Terrible for us but good for others if they can take advantage of the change in the ecosystem.
 
Terrible for us but good for others if they can take advantage of the change in the ecosystem.
Here's the thing, we're stupid good at resisting anything less than complete and total annihilation. We give cockroaches a good run for their money. We've got a bare minimum population capability of 100 beings.

100.

Anything that kills us enough to make us go below that is going to kill everything else anyway.
 
Here's the thing, we're stupid good at resisting anything less than complete and total annihilation. We give cockroaches a good run for their money. We've got a bare minimum population capability of 100 beings.

100.

Anything that kills us enough to make us go below that is going to kill everything else anyway.
Even if this bare minimum is true, oh boy are the birth defects from such a narrow gene pool are going to be showing in a few generations.
 
You know, whenever I think about this question, the first thing that comes to mind is Pip waxing poetic about the lady selling godawful fish and chips in Hellsing. Most people don't deserve to die; they're at worst obnoxious. Tragically, the people who deserve to die in a massive catastrophe and the people who actually would die in a massive catastrophe are basically two circles with a sliver of overlap.

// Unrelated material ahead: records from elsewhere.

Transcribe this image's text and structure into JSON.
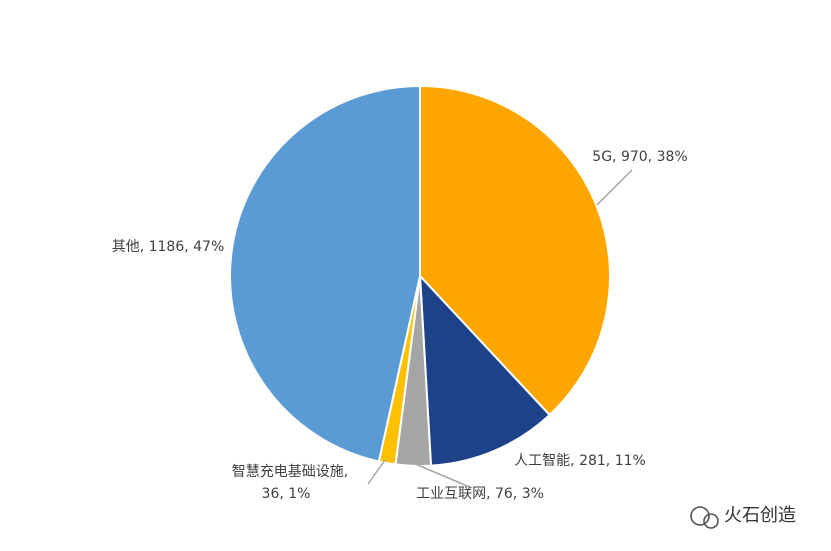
{
  "chart_data": {
    "type": "pie",
    "values": [
      970,
      281,
      76,
      36,
      1186
    ],
    "value_labels": [
      "5G, 970, 38%",
      "人工智能, 281, 11%",
      "工业互联网, 76, 3%",
      [
        "智慧充电基础设施,",
        "36, 1%"
      ],
      "其他, 1186, 47%"
    ],
    "colors": [
      "#ffa500",
      "#1e428a",
      "#a5a5a5",
      "#ffc000",
      "#5b9bd5"
    ],
    "watermark": "火石创造"
  }
}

If you really want to wish for the kind of supernatural intervention needed to wipe out the entire human species, wish for some fucking Karma instead.
 
Humans are currently the only animals who takes care of the environment, saves species from extinction and also actively fight for morality.
Animals as noble beings are plots that come from storybooks.
We, are the one, who actively resist global warming even though it have been global change that was completely natural a hundred years ago. In part of it might be from guilt from accelerating it or the fear of extinction.
Some animals are mindless, some are cold blooded, some are sapient. Each one unique but comes from the same ancestor and thus future animals that might come to replace us would still operate in familiar grounds.